Eugene Elliott was president of what was then Michigan State Normal College, and Elliott, Crouch said, didn't think much of athletics. Elliott wouldn't let athletes stay on campus to train during breaks so, each night during break, Bill Crouch would invite his entire basketball team to eat dinner at the Crouch's house on Oakwood Avenue.

"Mary and I would feed 'em," Pat Crouch said. "Those guys could really eat. They'd let them work out at the gym, but the university wouldn't house them. Sports were not very important to Eastern at that time."

Crouch credits former EMU president Harold Sponberg with raising the profile of athletics at EMU. It was a welcome change, but she also recognizes that something's since gone haywire with the importance society puts on sports.

"When you start thinking about the amount of money ordinary baseball players get now; it's in the millions. I think that's gone a little too far. I don't think anybody's worth $1 million to play a game of baseball."

Pat Crouch taught at Roosevelt until 1966. As a "critic teacher," she not only taught and counseled Roosevelt's K-12 students, but also worked with the college seniors who cycled through the teaching laboratory school on their way to full-time jobs in outside school districts. It was a special place and a special time, she said, filled with wonderful students and involved parents. She's stayed in touch with several. Last year, she went to the 50-year reunion of the class of 1958.

"Now that I'm going to be 100, I'm getting more cards from my former students. I had some wonderful times there at Roosevelt, great students. I've heard from kids I didn't ever realize I had that much influence on. It's rewarding to know you did make some bit of impact on some of these students."

Those "kids", of course, are now in their 60s and 70s and while Crouch looks back fondly, she doesn't live in the past. She's not interested in learning how to use a lot of gadgets, so don't text her. But she checks her e-mail about once a week and marvels at the way technology connects people and spreads information in these troubling and promising times.

"I grew up during the Depression, and those were really hard times," she said. "But, it didn't seem to me to be quite as frustrating as it is right now with the country in the condition it is.

...I think (President Barack Obama) is a very bright, very knowledgeable man, and I think he's surrounded himself with good people. ...I'm looking forward to a comeback of some kind. We've got to have a comeback. I don't know when it will come, but I hope to live to see it."

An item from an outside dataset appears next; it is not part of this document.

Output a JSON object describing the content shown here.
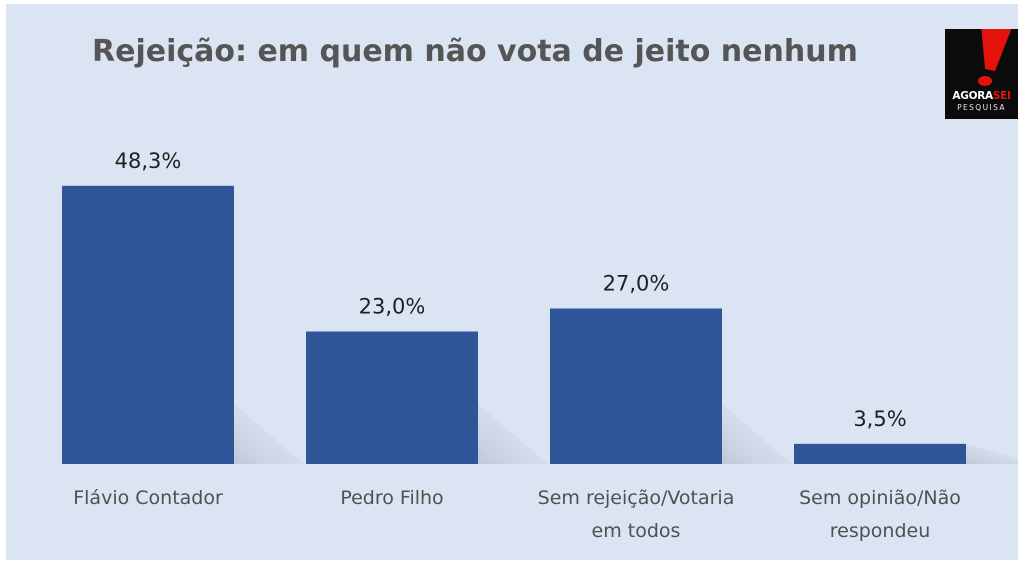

Pat Crouch - brithday greetings

BIRTHDAY WISHES: A smattering of birthday cards
and a "Happy Birthday" note from the Detroit
Tigers' adorn a tabletop in Pat Crouch's apartment.
Photo by Amy E. Whitesall

The richness in Crouch's life comes from the people in it, just as it has for most of a century. Her entire family — her daughter, son-in-law, grandchildren, great-grandchildren and a great-great granddaughter — live within 100 miles of her. They get together often and, with a love of active life and sports that stretch down through the generations, they always have something to talk about.  

Crouch is an avid Detroit Tigers fan. The club sent her a certificate in honor of her 100th birthday. ("signed by Willie Horton," she notes with pride). Crouch looks forward to spring training and Tiger games on TV.

Photos of family fill her homey, sunlit apartment, and her days are filled with some of the same kind of small-town community she enjoyed in Ypsilanti, at EMU and later in Howell, where she and Bill had a 140-acre farm.

She eats meals with the same group of friends every day, tackles the New York Times' crossword puzzle every week, plays a mean game of poker and recently got in on an "investment club" with nine of her neighbors.

"We play the Mega Millions," she explains with a smile. "We put in our dollar every week, and last week we won. Everyone got $2."

The staff at Independence Village takes care of everything, she said. There's always entertainment or activities scheduled. They do all her laundry and all the cooking — except for the cookies she bakes in her own kitchen. There are plenty of choices, and she says the food is good.

"I like it," she said. "Some people complain about it sometimes but, you know, life is too short to complain about things."